By Jodie Lynn
I know you have written about this before a couple of years ago, but I was wondering if you could give your insight on cell phones for kids again. My eight-year-old daughter's dad bought her a cell phone. Many of her friends already have one. My ex-husband says that he just wants to keep in touch with her more frequently. It's more of a luxury in my opinion and now, instead of doing her homework, I'll find her playing games on it. She's very excited about it and I hate to be the mean parent, but shouldn't some restrictions apply?
ANSWER FROM READER:
We have three kids who are constantly all over the place with practices, recitals, games and classes. The oldest is twelve, then ten and eight. My husband has been wanting to get them cell phones for a couple of years now to help with their whereabouts and schedules. However, I felt they were just too young and I'd heard some horror stories from friends about their kids running up the bill like crazy.
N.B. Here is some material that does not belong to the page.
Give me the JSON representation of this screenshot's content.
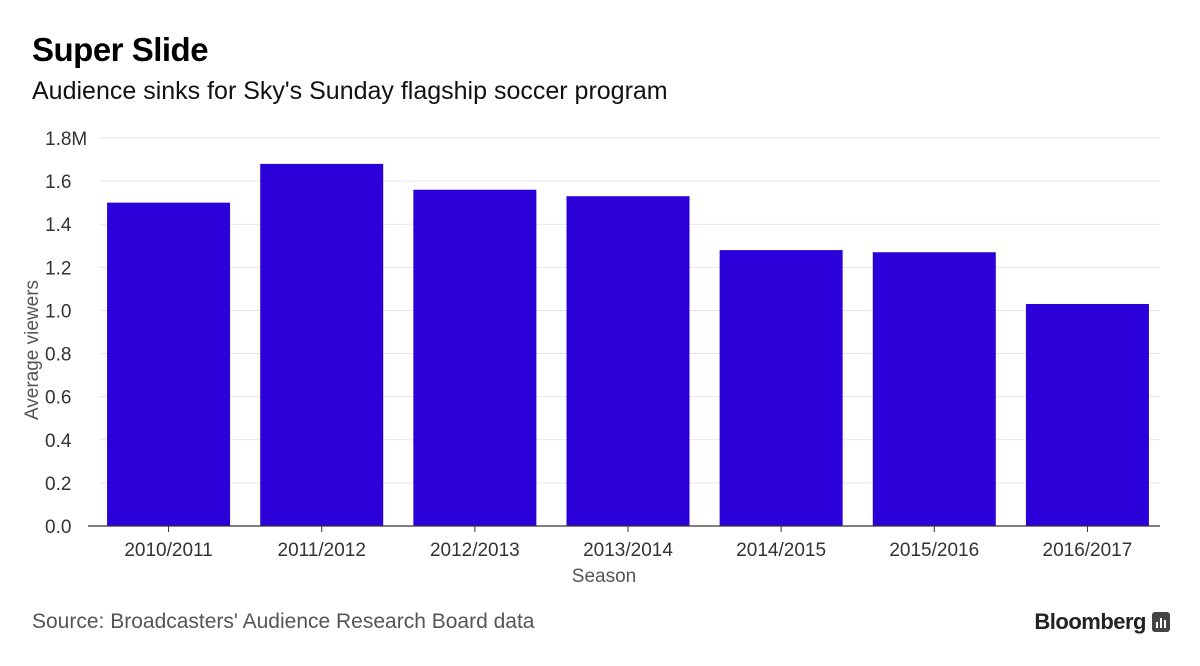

Only recently did we get the 12-year-old one just because we felt we could teach him responsibility about when, where and how to use it. So far, it has worked out well. If I were you, I'd just give the phone back to your ex-husband and tell him she can have it either only at his house or in three or four years. - E. R. in Norfolk, VA
Personally, I think eight is rather young to have a cell phone. In fact, they can still be pretty expensive, especially if there are not specific restrictions in place. It is quite easy for kids of any age to download games, music and a wide array of apps that may or may not be safe that cost an arm and a leg without them ever realizing it. I am surprised that your ex-husband did not discuss his idea of buying one for her before doing so. Not knowing your relationship with him, perhaps he got it for her because he knew you might not agree and just wanted to avoid an argument. I would talk with him in an non-threatening manner and tell him your concerns about her playing games instead of reading or doing homework. Ask him if he would help you set up guidelines for when and where she should actually use it. Once school is out, explain that she can use it more freely, but it would still be under supervision. If the two of you can join together to talk with her calmly, she will likely be more willing to follow the rules, as opposed to you having to put your foot down by yourself.
CAN YOU HELP?
On many food products, especially salad dressings, the ingredients part of the label will say that it contains sugar. However, on the nutrition section of the label, it will say zero gram of sugar. I have called manufacturers and distributors for some of these products who have had no answers as to why this happens. We have diabetics in the family and were wondering if someone could explain their system of labeling?